According to C.S Lewis, “We are not living in a world where roads are radii of a circle and where all, if followed long enough, will therefore draw gradually nearer and finally meet at the center: rather in a world where every road after a few miles, forks into two and each of those into two again and at each of fork, you must make a decision.” For some peculiar reason, when I heard these words the first thing that came to mind was an image of a tree with its roots branching left and right as they search for nutrients in the ground. For every twist and turn, left or right, the roots find nutrients that nourish the shoot system making it blossom into a beautiful piece of nature. That’s exactly how I would like to think of my life, just that the roots represent my journey and experiences while the nutrients represent truths that I learn along the way.
My seed was planted right in the heart of Africa, in a country called Rwanda. I was born six years after the Genocide against the Tutsis in a period of political, social, and economic recovery. Naturally, this wasn’t the safest place to grow up. Three months after I was born five armed men came to our house, two stayed outside, and three broke into the living room. The three men put a gun to my father’s head, tied his hands and forced my older sister, who was 7 years of age at the time, and my older brother who was 5 years old, to lay on the ground.
Then they tied my father’s hands, made him lay on the floor, kicked him in the face and searched the house looking for a gun. When they didn’t find anything they stormed out of the house and killed our parrot on their way out.After realizing the danger that existed, my parents decided to move the family to Tanzania. After a few months in Tanzania, our family was invited to board a ship called the Doulos, which transported missionaries who were going to serve around the world. Our family ended up going to South Africa, where our parents were offered an opportunity to serve the local community as missionaries. This frightening, startling and seemingly accidental chain of events led way to a life of family adventures taking our family to countries and places we never thought we would ever step foot. However, being a young foreigner in these new environments, I only experienced this diversity from the surface, never immersing myself into these new cultures and people.
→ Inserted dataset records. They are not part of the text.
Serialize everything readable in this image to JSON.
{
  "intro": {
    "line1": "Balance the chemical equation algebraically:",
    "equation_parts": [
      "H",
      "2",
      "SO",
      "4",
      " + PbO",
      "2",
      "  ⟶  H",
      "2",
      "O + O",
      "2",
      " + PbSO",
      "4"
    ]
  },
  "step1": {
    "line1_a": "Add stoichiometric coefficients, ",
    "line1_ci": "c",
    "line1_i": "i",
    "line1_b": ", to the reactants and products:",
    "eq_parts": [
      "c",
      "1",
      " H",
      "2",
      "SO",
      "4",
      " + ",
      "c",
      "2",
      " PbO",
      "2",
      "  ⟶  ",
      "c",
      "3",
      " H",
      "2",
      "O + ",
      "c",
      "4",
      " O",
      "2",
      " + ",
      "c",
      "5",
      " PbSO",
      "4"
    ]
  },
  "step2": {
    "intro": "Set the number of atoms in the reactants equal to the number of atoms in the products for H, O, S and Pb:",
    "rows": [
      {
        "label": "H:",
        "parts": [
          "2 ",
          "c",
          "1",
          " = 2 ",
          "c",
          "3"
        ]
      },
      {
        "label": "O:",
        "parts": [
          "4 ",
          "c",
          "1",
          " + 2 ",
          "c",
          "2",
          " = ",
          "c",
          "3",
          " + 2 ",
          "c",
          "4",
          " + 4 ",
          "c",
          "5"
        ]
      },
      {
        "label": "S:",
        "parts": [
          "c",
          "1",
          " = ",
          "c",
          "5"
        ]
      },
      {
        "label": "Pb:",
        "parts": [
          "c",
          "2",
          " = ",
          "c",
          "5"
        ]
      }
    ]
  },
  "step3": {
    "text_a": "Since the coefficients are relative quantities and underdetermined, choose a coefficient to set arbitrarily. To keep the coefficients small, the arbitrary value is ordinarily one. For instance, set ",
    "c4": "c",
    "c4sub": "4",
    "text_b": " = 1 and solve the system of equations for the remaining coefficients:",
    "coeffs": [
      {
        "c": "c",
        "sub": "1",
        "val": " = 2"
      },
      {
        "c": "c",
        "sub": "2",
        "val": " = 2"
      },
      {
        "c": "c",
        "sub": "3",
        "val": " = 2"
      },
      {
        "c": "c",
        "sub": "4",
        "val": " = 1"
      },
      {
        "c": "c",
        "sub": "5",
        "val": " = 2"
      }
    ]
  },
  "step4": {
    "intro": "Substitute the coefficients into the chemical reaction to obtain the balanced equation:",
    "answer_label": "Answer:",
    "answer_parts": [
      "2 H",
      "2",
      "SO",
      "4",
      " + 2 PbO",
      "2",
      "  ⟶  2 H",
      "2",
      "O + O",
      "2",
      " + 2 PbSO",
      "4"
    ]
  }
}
Instead, by the time our family returned to live in Rwanda in 2009, I had withdrawn from society, built a bubble around myself, resolving to extreme introversion and an unhealthy entitlement to my own perspective and what I considered to be truth, and had grown to feel perfectly comfortable with this character I had turned myself into. Then one morning, my mom came to me and asked me how I felt about going to school in the United States of America. It had been about six years since I had last travelled for more than a month and I always wanted to go to the U.S., so I said yes and within a few months, I found my self at Presbyterian Pan American School in Kingsville, Texas. Presbyterian Pan American School was an utterly different milieu. Every other place I had ever gone before, I was the new foreigner in society of locals but here it was different.
Pan Am was a coalescence of Rwanda, Burundi, Kenya, Venezuela, Mexico, South Korea, China, Honduras, Italy, Japan, Guatemala, Costa Rica, Spain, Taiwan, and the United States of America. Mahatma Gandhi once said “A nation’s culture resides in the hearts and in the souls of its people.” I realized what Ghandi meant when he uttered these words as I connected with the hearts and souls of my comrades, the relationships I established with them became a magnifying glass through which I could see the reality of every background that these students represented, and this was beautiful. My experience at Pan Am burst my bubble of insecurities and brought me to a realization that this odyssey I call my life has been shaded by feelings and experiences that I possessed in those moments and in turn defined what I believed to be my truths. My English teacher always used to say there is something new to learn from every single person on earth, thus every single individual on earth carries a segment of the truth. Therefore since as humans our truth is determined by our background maybe as I share more truths with others, the coherence of my own truth shall also grow. Since my truth ends where someone else’s begins, then maybe life is a journey of collision with other perspectives from which one can extirpate yet never proclaim as absolute truth.
I have learned simply to seek a greater understanding of those around me by valuing the similarities and differences between us. This is the truth that I have gathered from my past 3 years. I am not sure that these truths will stand, but I truly wish my college experience will be an extension of my experience at Presbyterian Pan American School, disputing certain truths, vindicating others while allowing me to experience others.